Consider the following fraction

$$ \frac{3}{\sqrt{2}} $$

The denominator contains a radical.

To eliminate the radical from the denominator, I apply the invariant property and multiply both the numerator and the denominator by the square root of two.

$$ \frac{3}{\sqrt{2}} \cdot \frac{\sqrt{2}}{\sqrt{2}} $$

This new fraction is equivalent to the previous one because multiplying by \( \frac{\sqrt{2}}{\sqrt{2}} \) is the same as multiplying by 1.

I now multiply the two square roots in the denominator.

$$ \frac{3 \cdot \sqrt{2} }{\sqrt{2} \cdot \sqrt{2}} $$

The two radicals have the same index, so the radicands can be multiplied under the radical.

$$ \frac{3 \cdot \sqrt{2} }{\sqrt{2 \cdot 2}} $$

This produces a radicand whose exponent is equal to the index of the root.

$$ \frac{3 \cdot \sqrt{2} }{\sqrt{4}} $$

$$ \frac{3 \cdot \sqrt{2} }{\sqrt{2^2}} $$

At this point the root in the denominator can be eliminated.

$$ \frac{3 \cdot \sqrt{2} }{2} $$

Example 2

Consider the following fraction

$$ \frac{3}{\sqrt[3]{2}} $$

In this case, to rationalize the denominator I multiply both the numerator and the denominator by the cube root of \(2^2\).

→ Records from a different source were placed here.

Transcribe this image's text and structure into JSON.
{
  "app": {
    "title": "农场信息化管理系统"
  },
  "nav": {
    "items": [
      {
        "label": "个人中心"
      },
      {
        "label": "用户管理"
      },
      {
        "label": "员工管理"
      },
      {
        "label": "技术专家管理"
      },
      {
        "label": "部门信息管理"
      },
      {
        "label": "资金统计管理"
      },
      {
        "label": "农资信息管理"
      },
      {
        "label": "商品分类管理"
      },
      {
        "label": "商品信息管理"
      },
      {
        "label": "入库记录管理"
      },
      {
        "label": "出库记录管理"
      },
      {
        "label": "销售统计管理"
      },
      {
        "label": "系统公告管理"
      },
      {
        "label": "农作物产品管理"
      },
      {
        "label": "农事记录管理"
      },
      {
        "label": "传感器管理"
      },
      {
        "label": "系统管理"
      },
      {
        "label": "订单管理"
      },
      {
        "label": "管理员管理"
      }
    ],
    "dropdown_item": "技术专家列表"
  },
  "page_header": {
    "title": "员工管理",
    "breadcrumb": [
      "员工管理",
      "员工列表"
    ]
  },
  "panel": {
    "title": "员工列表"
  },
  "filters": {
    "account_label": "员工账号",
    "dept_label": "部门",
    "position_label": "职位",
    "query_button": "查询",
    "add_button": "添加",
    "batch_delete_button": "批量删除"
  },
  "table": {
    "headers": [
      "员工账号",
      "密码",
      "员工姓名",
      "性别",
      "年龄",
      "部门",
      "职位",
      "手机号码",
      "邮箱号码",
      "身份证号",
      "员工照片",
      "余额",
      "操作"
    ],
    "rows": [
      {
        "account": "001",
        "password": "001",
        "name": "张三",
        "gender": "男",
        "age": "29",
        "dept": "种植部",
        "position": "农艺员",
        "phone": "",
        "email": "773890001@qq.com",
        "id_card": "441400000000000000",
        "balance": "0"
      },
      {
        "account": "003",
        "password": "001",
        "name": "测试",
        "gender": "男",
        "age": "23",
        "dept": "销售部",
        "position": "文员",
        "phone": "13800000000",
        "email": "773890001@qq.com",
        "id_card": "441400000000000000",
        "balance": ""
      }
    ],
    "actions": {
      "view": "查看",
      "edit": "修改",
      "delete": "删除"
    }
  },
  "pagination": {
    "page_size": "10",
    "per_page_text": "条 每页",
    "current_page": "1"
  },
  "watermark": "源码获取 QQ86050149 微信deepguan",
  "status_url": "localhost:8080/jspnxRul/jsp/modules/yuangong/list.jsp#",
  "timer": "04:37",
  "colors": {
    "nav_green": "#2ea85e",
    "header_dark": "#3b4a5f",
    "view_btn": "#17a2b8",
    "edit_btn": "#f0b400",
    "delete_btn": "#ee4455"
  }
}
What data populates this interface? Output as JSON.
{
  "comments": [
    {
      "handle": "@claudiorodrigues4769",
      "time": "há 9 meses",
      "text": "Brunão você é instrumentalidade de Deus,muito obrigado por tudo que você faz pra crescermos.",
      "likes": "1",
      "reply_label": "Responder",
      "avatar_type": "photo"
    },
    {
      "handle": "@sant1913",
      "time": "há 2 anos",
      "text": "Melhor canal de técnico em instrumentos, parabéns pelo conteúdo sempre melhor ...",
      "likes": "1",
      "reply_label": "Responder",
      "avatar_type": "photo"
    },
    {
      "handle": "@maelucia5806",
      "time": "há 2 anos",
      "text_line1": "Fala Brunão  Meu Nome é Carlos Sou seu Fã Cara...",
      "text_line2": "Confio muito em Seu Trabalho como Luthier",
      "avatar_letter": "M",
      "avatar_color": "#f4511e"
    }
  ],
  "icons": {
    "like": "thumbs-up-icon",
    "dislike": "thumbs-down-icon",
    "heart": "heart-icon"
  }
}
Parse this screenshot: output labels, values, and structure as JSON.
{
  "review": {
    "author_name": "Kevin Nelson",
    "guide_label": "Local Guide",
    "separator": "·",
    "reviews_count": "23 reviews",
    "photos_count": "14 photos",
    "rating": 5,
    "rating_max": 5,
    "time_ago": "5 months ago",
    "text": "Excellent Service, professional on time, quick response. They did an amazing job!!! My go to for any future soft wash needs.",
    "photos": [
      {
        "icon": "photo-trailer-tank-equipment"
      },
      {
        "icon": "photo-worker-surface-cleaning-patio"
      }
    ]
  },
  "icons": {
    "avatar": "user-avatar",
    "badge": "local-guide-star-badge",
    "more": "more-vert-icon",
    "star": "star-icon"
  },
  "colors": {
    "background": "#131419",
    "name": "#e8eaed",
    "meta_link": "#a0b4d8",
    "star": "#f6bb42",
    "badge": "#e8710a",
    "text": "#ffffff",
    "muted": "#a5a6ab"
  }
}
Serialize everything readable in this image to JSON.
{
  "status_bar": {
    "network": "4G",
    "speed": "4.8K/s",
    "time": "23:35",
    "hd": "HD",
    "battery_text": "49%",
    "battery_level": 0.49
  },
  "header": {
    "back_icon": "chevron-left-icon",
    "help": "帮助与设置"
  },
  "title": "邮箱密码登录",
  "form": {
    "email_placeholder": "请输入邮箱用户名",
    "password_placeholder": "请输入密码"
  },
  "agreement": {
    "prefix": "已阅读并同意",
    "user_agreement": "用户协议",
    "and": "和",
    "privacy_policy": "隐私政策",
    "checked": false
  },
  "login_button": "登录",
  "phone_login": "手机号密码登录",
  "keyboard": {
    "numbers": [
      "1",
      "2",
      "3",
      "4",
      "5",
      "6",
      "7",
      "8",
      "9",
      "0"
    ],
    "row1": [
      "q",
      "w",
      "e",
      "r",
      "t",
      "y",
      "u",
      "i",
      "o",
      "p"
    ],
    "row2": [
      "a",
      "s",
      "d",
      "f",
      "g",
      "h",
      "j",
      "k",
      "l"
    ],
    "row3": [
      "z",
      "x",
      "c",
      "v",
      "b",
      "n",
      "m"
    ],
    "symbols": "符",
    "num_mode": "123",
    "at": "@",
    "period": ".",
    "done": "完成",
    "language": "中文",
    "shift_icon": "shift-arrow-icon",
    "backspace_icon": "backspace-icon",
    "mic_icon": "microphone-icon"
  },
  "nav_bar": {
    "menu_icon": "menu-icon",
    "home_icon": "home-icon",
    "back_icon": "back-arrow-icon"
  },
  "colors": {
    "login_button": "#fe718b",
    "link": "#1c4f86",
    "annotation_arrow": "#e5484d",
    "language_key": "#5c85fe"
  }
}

$$ \frac{3}{\sqrt[3]{2}} \cdot \frac{\sqrt[3]{2^2}}{\sqrt[3]{2^2}} $$

Note. In general, if the radical is not a square root, I must multiply by a radical of the same index (n) whose radicand has an exponent that allows the radical in the denominator to be eliminated. In this case the appropriate radicand is \(2^2\), because multiplying it by the other radicand gives \(2 \cdot 2^2 = 2^3\), that is an exponent \(m=3\) equal to the index of the root \(n=3\).

$$ \frac{3 \cdot \sqrt[3]{2^2} }{\sqrt[3]{2} \cdot \sqrt[3]{2^2}} $$

The radicals in the denominator have the same index, so the radicands can be multiplied under the radical.

$$ \frac{3 \cdot \sqrt[3]{2^2} }{\sqrt[3]{2 \cdot 2^2}} $$

This produces a radicand whose exponent (3) is equal to the index of the root (3), allowing the radical to be removed from the denominator of the fraction.

$$ \frac{3 \cdot \sqrt[3]{2^2} }{\sqrt[3]{2^3}} $$

$$ \frac{3 \cdot \sqrt[3]{2^2} }{2} $$

In conclusion, choosing the appropriate multiplying factor is essential for the rationalization to work correctly. It does not always coincide with the radical originally present in the denominator.

Example 3

Consider the following fraction

$$ \frac{3}{\sqrt{3}+\sqrt{2}} $$

To rationalize the denominator, I multiply both the numerator and the denominator by the conjugate of the denominator.

$$ \frac{3}{\sqrt{3}+\sqrt{2}} \cdot \frac{\sqrt{3}-\sqrt{2}}{\sqrt{3}-\sqrt{2}} $$

Note. If the denominator had contained a difference of radicals, I would have multiplied by the corresponding sum of radicals.

$$ \frac{3 \cdot (\sqrt{3}-\sqrt{2})}{(\sqrt{3}+\sqrt{2}) \cdot (\sqrt{3}-\sqrt{2})} $$

I now perform the algebraic calculations in the denominator.

$$ \frac{3 \cdot (\sqrt{3}-\sqrt{2})}{\sqrt{3}\sqrt{3} - \sqrt{3}\sqrt{2} + \sqrt{2}\sqrt{3} - \sqrt{2}\sqrt{2}} $$

Two terms in the denominator cancel each other out.

$$ \frac{3 \cdot (\sqrt{3}-\sqrt{2})}{\sqrt{3}\sqrt{3} - \sqrt{2}\sqrt{2}} $$

I multiply the radicals in the denominator.

$$ \frac{3 \cdot (\sqrt{3}-\sqrt{2})}{\sqrt{3^2} - \sqrt{2^2}} $$

In the denominator the exponents of the radicands are equal to the indices of the roots. Therefore, the radicals can be eliminated.

$$ \frac{3 \cdot (\sqrt{3}-\sqrt{2})}{3 - 2} $$

$$ \frac{3 \cdot (\sqrt{3}-\sqrt{2})}{1} $$

$$ 3 \cdot (\sqrt{3}-\sqrt{2}) $$

This is another standard technique used to rationalize denominators.

And so on.